AI research, long seen as a leader in technical rigor, has been jolted by a new integrity concern after the AI detection startup GPTZero published findings showing that a number of accepted papers at one of the world’s foremost academic conferences contained AI-hallucinated citations.
The analysis focused on research from NeurIPS 2025 — the Conference on Neural Information Processing Systems, widely considered the premier annual gathering for machine learning and artificial intelligence research. GPTZero scanned 4,841 accepted papers and identified at least 100 fabricated or “hallucinated” citations distributed across around 51 different publications.

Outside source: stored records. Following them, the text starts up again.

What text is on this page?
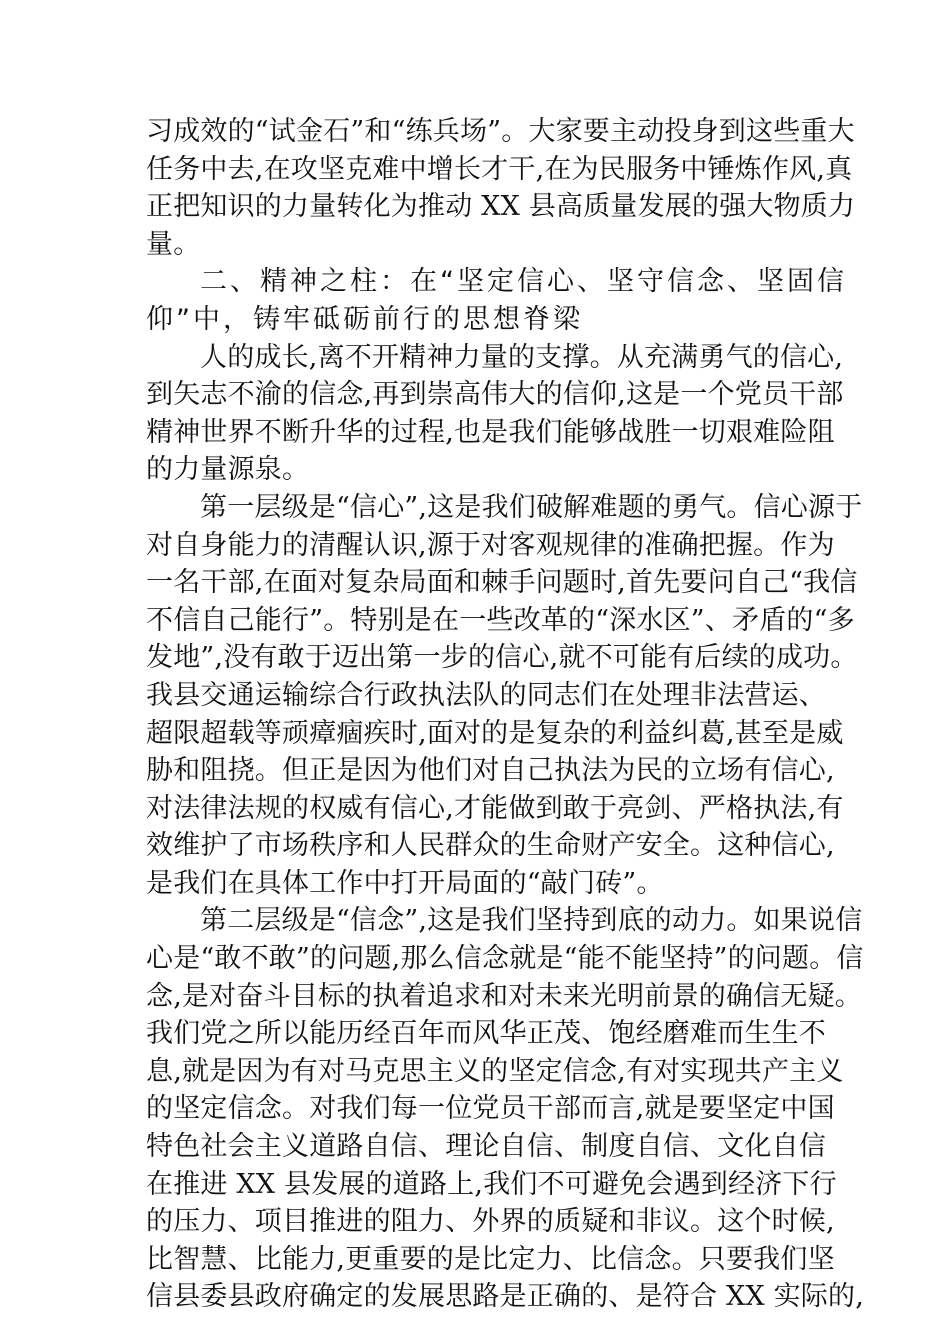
习成效的“试金石”和“练兵场”。大家要主动投身到这些重大
任务中去,在攻坚克难中增长才干,在为民服务中锤炼作风,真
正把知识的力量转化为推动 XX 县高质量发展的强大物质力
量。
二、精神之柱：在“坚定信心、坚守信念、坚固信
仰”中，铸牢砥砺前行的思想脊梁
人的成长,离不开精神力量的支撑。从充满勇气的信心,
到矢志不渝的信念,再到崇高伟大的信仰,这是一个党员干部
精神世界不断升华的过程,也是我们能够战胜一切艰难险阻
的力量源泉。
第一层级是“信心”,这是我们破解难题的勇气。信心源于
对自身能力的清醒认识,源于对客观规律的准确把握。作为
一名干部,在面对复杂局面和棘手问题时,首先要问自己“我信
不信自己能行”。特别是在一些改革的“深水区”、矛盾的“多
发地”,没有敢于迈出第一步的信心,就不可能有后续的成功。
我县交通运输综合行政执法队的同志们在处理非法营运、
超限超载等顽瘴痼疾时,面对的是复杂的利益纠葛,甚至是威
胁和阻挠。但正是因为他们对自己执法为民的立场有信心,
对法律法规的权威有信心,才能做到敢于亮剑、严格执法,有
效维护了市场秩序和人民群众的生命财产安全。这种信心,
是我们在具体工作中打开局面的“敲门砖”。
第二层级是“信念”,这是我们坚持到底的动力。如果说信
心是“敢不敢”的问题,那么信念就是“能不能坚持”的问题。信
念,是对奋斗目标的执着追求和对未来光明前景的确信无疑。
我们党之所以能历经百年而风华正茂、饱经磨难而生生不
息,就是因为有对马克思主义的坚定信念,有对实现共产主义
的坚定信念。对我们每一位党员干部而言,就是要坚定中国
特色社会主义道路自信、理论自信、制度自信、文化自信
在推进 XX 县发展的道路上,我们不可避免会遇到经济下行
的压力、项目推进的阻力、外界的质疑和非议。这个时候,
比智慧、比能力,更重要的是比定力、比信念。只要我们坚
信县委县政府确定的发展思路是正确的、是符合 XX 实际的,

What Does “Hallucinated Citations” Mean?
Large language models like GPT-series systems are incredibly good at generating plausible-looking text — including academic citations. However, they don’t verify whether a cited paper, author, DOI (digital object identifier), or publication really exists. These systems may confidently invent details that sound plausible but are actually fictional. GPTZero’s analysis flagged these bogus references, which can mislead readers and undermine the trustworthiness of a research paper.
This phenomenon is sometimes referred to as “vibe citing” — where fabricated references look credible until checked closely. GPTZero’s team manually verified suspicious citations to confirm they were indeed nonexistent rather than rare or obscure sources.
Why This Matters for Academic Research
NeurIPS has an acceptance rate of around 24.5 percent, meaning accepted papers are highly competitive and carry significant weight in the careers of researchers. A fabricated citation doesn’t necessarily mean the core research is flawed, but it does raise important questions about the reliability of review processes and the role of AI tools in academic writing.
Citations are a cornerstone of academic work: they allow researchers to trace the lineage of ideas and verify results. When citations are fabricated, it undercuts the verifiability of a paper — even if the methods and results stand on their own.
How Did These Hallucinations Slip Through Peer Review?
GPTZero’s report and subsequent reporting from media outlets suggest a few contributing factors:
- Flooded review processes: Submissions to top AI conferences have exploded in recent years, overwhelming volunteer reviewers and review infrastructure.
- Use of large language models: Authors under time pressure may use AI tools to help generate citations or boilerplate text, inadvertently introducing fabricated references.
- Reviewer focus on content over metadata: Peer reviewers are experts in specific subfields and may not systematically verify every bibliography entry, especially under heavy workloads.
Even well-intentioned researchers who use AI assistance responsibly can miss problems if they fail to cross-check automatically generated citations. This risk is a reminder that AI tools are assistants — not replacements — for careful scholarly practice.
GPTZero’s Role and Response
GPTZero, originally developed as an AI text detection tool to help educators, publishers, and professionals identify AI-generated content with high accuracy, has expanded its capabilities to include what it calls a Hallucination Check specifically for academic references.
According to the startup’s founders, this analysis is intended not as an accusation of misconduct but as an early warning for research communities that rely increasingly on AI-assisted writing. GPTZero’s goal is to encourage better verification and tooling to ensure scholarly integrity in the age of generative AI.
Academic Community Reaction and Next Steps
The findings have already sparked debate in the research community about how best to adapt peer review procedures for an ecosystem where AI tools are widely used:
- Stronger automated checks: Some conference organizers are considering integrating AI-based citation verification tools into their submission and review workflows.
- Clearer guidelines for AI assistance: Researchers may be asked to disclose the extent to which they used generative AI in drafting and citation creation — similar to authorship and data availability statements.
- Educational focus: Many in academia stress the importance of training researchers to critically evaluate and verify all sources, even those suggested by generative systems.
Broader Implications
The GPTZero analysis underscores a broader tension in the AI era: tools that help accelerate research and writing can also inadvertently introduce errors if left unchecked.
As generative models become more capable, the academic community faces a reckoning about how to balance innovation with rigor — ensuring that AI enhances research without compromising the fundamental standards that give scientific literature its credibility.
In this light, the GPTZero findings are less a scandal and more a wake-up call: even at elite conferences like NeurIPS, systems and norms must evolve to ensure integrity keeps pace with technological change.